A en croire le communiqué de presse mis à la disposition de la presse, au final, l’année 2016 s’est clôturée avec un résultat avant impôt de 18 millions de dollars, après impôts de 11 millions de dollars. C’est le résultat le plus élevé depuis 15 dernières années. « L’exercice 2016 aura été pour la BCDC un excellent cru malgré une contraction de 7% de la taille du bilan. En effet, le présent exercice se termine avec un résultat avant impôts et provisions à hauteur de 18 millions de dollars Us et un résultat net de 11 millions de dollars Us », a indiqué M. Christine Mbuyi, Directeur finances et contrôle, avant d’ajouter que ce résultat est particulièrement flatteur puisqu’il convient de remonter à cinq ans en arrière, en 2012, pour retrouver ce niveau de profits.

Une ambition modeste

Comme pour dire qu’en 2016, la BCDC a pleinement profité conjoncturellement d’une volatilité des opérations de change qui a généré un résultat additionnel important. La Banque, ses actionnaires et l’Etat congolais s’en satisfont bien entendu. « Tenant compte des incertitudes économiques, financières et monétaires pour l’exercice 2017, l’ambition affichée par la BCDC restera modeste. En la matière, la priorité sera accordée à la gestion des risques crédits, opérationnels et de marché, ainsi qu’à leur couverture. Une autre priorité sera la préservation de nos fonds propres prudentiels et le maintien d’une liquidité adéquate », a ajouté M. Cuypers, avant de rassuré son auditoire, en annonçant l’élargissement du réseau d’agences sur l’ensemble du territoire national et le maintien d’une politique de crédit approprié aux besoins de financement de l’économie congolaise.
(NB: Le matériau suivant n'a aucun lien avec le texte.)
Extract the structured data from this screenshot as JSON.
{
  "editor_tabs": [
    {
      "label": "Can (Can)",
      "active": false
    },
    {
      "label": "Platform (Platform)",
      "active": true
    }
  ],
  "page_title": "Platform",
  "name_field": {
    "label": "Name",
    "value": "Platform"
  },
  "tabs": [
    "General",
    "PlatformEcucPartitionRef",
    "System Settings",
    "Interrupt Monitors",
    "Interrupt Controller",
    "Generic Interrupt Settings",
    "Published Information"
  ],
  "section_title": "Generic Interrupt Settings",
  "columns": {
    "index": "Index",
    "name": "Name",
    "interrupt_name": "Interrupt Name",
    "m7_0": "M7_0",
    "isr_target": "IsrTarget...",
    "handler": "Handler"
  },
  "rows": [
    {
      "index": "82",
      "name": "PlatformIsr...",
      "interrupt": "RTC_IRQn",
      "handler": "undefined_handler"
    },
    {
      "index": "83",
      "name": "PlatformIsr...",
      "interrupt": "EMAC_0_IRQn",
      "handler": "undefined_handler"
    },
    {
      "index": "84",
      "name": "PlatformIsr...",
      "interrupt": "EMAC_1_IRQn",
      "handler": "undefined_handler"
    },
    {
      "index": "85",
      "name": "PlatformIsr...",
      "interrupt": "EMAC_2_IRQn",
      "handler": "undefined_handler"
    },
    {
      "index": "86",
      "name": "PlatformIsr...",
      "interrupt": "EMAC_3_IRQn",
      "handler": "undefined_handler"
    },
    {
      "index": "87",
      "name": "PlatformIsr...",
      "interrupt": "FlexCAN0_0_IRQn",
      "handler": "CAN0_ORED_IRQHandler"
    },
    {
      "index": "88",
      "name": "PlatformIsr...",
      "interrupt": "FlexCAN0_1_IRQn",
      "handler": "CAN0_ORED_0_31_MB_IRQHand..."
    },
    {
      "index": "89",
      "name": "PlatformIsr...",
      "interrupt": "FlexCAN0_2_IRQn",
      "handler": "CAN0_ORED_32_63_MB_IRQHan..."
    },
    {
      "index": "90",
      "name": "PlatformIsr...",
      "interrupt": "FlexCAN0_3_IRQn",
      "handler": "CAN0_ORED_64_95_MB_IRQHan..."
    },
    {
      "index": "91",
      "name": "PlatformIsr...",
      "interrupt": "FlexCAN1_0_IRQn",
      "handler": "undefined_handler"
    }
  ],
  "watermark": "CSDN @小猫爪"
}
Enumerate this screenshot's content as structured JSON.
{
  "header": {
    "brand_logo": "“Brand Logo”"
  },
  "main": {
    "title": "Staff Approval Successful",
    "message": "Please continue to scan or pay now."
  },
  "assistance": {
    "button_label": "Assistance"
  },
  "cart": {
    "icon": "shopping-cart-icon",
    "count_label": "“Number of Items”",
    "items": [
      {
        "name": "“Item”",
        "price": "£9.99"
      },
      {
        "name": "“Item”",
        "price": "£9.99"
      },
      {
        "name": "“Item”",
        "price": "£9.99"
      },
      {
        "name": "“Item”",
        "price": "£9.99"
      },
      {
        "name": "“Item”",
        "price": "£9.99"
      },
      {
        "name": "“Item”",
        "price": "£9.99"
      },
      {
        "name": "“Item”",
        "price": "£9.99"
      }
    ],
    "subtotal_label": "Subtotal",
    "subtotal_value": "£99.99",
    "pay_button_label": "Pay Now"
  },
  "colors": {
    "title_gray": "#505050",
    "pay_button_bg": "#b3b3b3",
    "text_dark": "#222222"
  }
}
Soulignons que l’établissement d’un rapport annuel est une obligation pour toute SA et est destiné à informer les actionnaires sur l’activité de la société au cours de l’exercice social passé. La BCDC, première banque à publier son rapport IFRS (suivant les normes comptables internationales) en 2014 en Rdc,  s’est donc acquittée de cette obligation annuelle et, pour la troisième année consécutive, conformément aux exigences de la Banque centrale du Congo (BCDC).